Emergent Above-Gap Photoluminescence in Molecularly Engineered Hybrid Bilayer Crystals
- PMID: 41284346
- DOI: 10.1021/acsnano.5c12187
Emergent Above-Gap Photoluminescence in Molecularly Engineered Hybrid Bilayer Crystals
Abstract
Bilayer crystals, built by stacking two-dimensional (2D) covalent monolayers, give rise to coupled excitonic states whose properties are constrained by fixed lattice symmetry and orientation.

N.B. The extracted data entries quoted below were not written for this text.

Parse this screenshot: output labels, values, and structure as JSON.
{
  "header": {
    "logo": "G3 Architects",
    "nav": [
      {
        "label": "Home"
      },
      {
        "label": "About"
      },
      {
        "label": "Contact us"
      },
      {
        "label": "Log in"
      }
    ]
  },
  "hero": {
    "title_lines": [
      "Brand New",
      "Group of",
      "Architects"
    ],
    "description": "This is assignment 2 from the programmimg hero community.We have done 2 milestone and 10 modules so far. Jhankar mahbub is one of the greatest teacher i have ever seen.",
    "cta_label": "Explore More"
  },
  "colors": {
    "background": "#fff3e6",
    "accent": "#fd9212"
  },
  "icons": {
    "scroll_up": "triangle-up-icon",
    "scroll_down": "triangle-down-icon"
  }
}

Replacing one covalent monolayer with a 2D molecular crystal─held together by noncovalent forces─overcomes this limitation, as molecular functional groups afford tunable in-plane lattice geometry, intermolecular spacing, and interlayer coupling, providing a powerful knob for exciton engineering. Here, we report four-atom-thick hybrid bilayer crystals (HBCs) synthesized by directly growing single-crystalline PDI molecular crystal atop WS2 monolayers, which exhibit a robust photoluminescence (PL) peak 120 meV above the WS2 optical band gap alongside a below-gap emission. Both peaks display strong polarization anisotropy─nearing unity for the above-gap emission─and maintain a perfectly linear power-law dependence up to an excitation density of ∼107 mW/cm2, indicative of coexisting localized and delocalized excitonic states. Substituting PDI with a PTCDA monolayer on WS2 fully quenches PL, demonstrating molecular control over excitonic emission. Lattice scale ab initio GW and Bethe-Salpeter equation (BSE) calculations reveal a significantly hybridized bilayer band structure in PDI/WS2 that supports interlayer excitonic species both above and below the WS2 gap with strong polarization anisotropy, in excellent agreement with experiment. Our work introduces a molecule-based bilayer platform for the bottom-up design and control of excitonic phenomena in atomically thin optoelectronic and quantum materials.
Keywords: 2D Materials; Excitons; GW-BSE Calculation; Molecule-2D Bilayer; Photoluminescence; Vapor Phase Synthesis.